Lisa and I are finishing up the first part of The Great Rectangular State Adventure of 2012. We arrived in Denver on Saturday and drove up I-25 to Casper, Wyoming, to visit my mom and her husband.
For those who don’t know, I was born in Iowa, but I grew up in Wyoming. The Equality State holds a special place in my heart (despite everything that’s “wrong” with it from the perspective of an urbane person who lives in a major Eastern metropolitan area with high-tech jobs and cultural attractions and diversity and laws). I made great friends here, did a lot of fun things, and heard so many fantastic stories about all of the crazy things that happen in a state with more cows than people. While hiking, backpacking, mountain biking, and driving around the state alone and with friends, I built up my own trove of Wyoming lore, too. (Most of it’s even true.) High school cross-country and debate trips were almost always overnight affairs with lots of shenanigans and fun. I estimate that I met 10% of the people my age during the three years that I lived here full time.
But, like most of my friends, I went away for college and never moved back. We’re a band of expatriates, and—as with all people who move away—when we come back this place is strangely familiar and foreign at the same time. I walk a line between nostalgia for an idealized golden age and trying to appreciate the state for the way that it really is now, warts and all. I love thinking about this place and all of the things that we did at the same time that I wonder what I’m possibly going to do this time without just doing the same things that I’ve done in the past.
(One of my best high school friends keeps finding her way back to Wyoming. She’s the most improbable native daughter a state like Wyoming could ever have. We had hoped to meet up, but sadly, we’re just going to miss her on this trip and won’t be able to make the reading from her collection of short stories, “Cowboys and East Indians.”)
This trip is one of the rare times that we’re here in the summer, so we’re doing more outdoorsy things.
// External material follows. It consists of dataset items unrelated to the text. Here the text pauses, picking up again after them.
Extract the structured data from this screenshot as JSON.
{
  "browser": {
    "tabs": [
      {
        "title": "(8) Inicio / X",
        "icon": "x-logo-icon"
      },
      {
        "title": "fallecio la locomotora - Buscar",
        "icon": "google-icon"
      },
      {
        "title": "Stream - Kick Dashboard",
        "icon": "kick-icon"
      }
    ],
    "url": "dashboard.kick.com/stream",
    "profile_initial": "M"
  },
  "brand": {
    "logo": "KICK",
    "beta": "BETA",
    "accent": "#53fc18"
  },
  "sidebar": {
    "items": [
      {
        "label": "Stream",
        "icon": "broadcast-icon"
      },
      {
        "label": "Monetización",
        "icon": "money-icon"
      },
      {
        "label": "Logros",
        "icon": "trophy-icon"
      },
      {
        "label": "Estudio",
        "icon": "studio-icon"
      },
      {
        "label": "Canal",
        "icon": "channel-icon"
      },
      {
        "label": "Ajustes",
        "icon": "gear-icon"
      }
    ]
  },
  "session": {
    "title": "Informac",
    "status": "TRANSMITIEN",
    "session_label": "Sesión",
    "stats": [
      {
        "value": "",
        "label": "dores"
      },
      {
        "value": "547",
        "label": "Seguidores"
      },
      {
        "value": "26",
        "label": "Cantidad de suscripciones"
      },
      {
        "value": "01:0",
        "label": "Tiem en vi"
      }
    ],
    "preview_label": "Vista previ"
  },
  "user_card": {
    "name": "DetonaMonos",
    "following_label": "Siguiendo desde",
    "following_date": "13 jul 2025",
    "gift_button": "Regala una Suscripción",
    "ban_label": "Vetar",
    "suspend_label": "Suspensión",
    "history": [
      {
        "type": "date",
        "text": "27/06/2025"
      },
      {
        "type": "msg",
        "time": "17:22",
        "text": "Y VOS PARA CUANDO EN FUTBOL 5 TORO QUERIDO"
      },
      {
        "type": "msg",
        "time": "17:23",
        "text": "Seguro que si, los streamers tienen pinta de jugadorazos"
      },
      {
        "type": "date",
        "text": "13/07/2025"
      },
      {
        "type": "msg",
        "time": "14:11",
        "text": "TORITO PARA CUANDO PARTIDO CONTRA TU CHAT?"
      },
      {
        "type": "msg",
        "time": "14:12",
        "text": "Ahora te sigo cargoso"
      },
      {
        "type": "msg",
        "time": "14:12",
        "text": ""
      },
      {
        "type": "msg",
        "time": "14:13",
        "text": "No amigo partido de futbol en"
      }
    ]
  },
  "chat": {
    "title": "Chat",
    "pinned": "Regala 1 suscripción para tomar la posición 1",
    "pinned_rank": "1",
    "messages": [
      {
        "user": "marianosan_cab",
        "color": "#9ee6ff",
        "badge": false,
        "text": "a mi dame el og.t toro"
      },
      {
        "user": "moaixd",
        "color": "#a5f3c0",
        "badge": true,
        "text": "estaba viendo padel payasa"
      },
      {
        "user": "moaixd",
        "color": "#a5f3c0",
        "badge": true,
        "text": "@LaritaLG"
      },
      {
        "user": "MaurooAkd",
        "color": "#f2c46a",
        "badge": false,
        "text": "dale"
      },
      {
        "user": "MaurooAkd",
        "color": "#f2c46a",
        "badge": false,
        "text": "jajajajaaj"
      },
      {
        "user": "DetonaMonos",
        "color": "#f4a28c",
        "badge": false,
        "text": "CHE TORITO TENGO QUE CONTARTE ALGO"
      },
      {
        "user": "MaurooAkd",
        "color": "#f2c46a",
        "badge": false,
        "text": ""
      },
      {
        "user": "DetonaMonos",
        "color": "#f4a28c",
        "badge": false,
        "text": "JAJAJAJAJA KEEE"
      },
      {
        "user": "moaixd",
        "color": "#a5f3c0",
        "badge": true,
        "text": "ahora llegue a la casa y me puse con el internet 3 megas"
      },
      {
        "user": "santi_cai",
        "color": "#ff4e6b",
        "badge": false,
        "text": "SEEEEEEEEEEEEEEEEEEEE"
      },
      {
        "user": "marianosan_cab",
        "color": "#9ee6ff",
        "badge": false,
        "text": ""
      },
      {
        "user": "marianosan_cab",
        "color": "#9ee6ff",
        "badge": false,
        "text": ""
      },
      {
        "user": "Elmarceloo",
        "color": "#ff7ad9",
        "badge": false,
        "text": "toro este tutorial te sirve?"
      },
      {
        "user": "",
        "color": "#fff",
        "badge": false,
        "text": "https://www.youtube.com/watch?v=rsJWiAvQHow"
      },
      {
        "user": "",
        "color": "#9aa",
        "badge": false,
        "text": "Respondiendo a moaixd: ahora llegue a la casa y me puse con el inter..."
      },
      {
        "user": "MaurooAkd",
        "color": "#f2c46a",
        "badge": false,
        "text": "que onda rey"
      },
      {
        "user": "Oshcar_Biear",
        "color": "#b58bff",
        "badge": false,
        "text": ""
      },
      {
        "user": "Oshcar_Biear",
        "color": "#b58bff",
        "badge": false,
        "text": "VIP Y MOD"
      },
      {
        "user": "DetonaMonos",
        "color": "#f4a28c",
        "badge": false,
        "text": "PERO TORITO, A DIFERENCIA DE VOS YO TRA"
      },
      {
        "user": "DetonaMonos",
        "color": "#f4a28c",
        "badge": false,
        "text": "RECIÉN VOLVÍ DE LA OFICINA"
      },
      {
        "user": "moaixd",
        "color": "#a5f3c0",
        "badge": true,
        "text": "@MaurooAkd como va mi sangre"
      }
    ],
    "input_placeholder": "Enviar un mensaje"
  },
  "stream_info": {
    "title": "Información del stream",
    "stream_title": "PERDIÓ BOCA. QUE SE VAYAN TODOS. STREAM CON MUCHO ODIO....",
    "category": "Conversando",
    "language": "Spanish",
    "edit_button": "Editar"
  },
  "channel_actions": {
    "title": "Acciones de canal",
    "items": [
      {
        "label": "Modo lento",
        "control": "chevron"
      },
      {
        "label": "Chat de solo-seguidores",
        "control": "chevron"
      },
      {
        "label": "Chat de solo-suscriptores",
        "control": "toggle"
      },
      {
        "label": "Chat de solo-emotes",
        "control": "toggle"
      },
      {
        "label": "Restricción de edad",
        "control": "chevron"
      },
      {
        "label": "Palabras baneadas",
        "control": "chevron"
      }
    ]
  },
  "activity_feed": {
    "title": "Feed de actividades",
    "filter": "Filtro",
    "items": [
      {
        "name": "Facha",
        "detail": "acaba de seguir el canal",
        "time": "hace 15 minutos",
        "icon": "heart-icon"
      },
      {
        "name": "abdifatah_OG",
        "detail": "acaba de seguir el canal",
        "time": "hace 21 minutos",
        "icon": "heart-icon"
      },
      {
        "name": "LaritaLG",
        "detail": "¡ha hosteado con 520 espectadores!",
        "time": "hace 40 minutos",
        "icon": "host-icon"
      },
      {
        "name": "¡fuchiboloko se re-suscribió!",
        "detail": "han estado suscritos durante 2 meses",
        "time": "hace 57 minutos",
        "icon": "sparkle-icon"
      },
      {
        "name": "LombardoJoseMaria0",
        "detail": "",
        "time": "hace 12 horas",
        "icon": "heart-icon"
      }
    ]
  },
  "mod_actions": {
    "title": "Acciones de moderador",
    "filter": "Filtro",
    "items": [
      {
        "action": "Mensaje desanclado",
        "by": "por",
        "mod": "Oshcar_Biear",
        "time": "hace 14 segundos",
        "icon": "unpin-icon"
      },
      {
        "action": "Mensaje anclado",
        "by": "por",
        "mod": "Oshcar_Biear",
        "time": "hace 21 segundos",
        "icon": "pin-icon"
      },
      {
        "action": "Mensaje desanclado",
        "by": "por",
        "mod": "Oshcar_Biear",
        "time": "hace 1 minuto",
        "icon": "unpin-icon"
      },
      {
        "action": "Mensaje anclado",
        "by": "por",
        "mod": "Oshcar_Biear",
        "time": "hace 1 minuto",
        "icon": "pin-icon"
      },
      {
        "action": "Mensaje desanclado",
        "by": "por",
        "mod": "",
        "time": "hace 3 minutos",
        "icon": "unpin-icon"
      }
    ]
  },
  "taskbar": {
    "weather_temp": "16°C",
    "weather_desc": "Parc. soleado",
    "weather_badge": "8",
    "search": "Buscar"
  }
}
Wyoming is a great place to be outside, even when it’s been hot like this week. (Although, it’s definitely nicer when you’re not in the direct sun.) Because I’m deep into triathlon training, I brought my bike, so this is also the first time that I’ve been cycling here in almost 20 years. Hiking and cycling in Wyoming is so much different than where Lisa and I live now. The mountains are higher; the roads and trails are less crowded; and views are much more impressive.
The elevation is much higher here, too—5000+ feet vs. 300 at our house—and I can definitely feel it. Actually, I feel it a lot! Tons of sparklies everywhere I look. (I think it’s also wreaking havoc with my blood sugar, making me low all the time.) Sunday’s 60-mile ride with Mom and Miles was a bit more challenging than I expected. And my plan to ride up Casper Mountain this morning was thwarted after the first six miles by a 25 MPH headwind and the sparklies. (Although the 50+ MPH ride back down was totally sweet and all too short!)
After my less-than-successful attempt to ride up the mountain, we all drove up in the car a little bit later. We took a short hike, saw a rattlesnake, and visited a fantastically beautiful (and new-to-me) part of the mountain. I loved being on the edge of one mountain, seeing the range extend far into the distance as the shadows from the clouds moved across the meadows between them, the air full of the smell of sagebrush. This particular park has a quirky, New-Agey mythology to it that is very much not normal for Casper, and it just made me very happy to be there.
I’m kinda sad that we’re starting the next phase of our adventure tomorrow when we drive to Colorado Springs.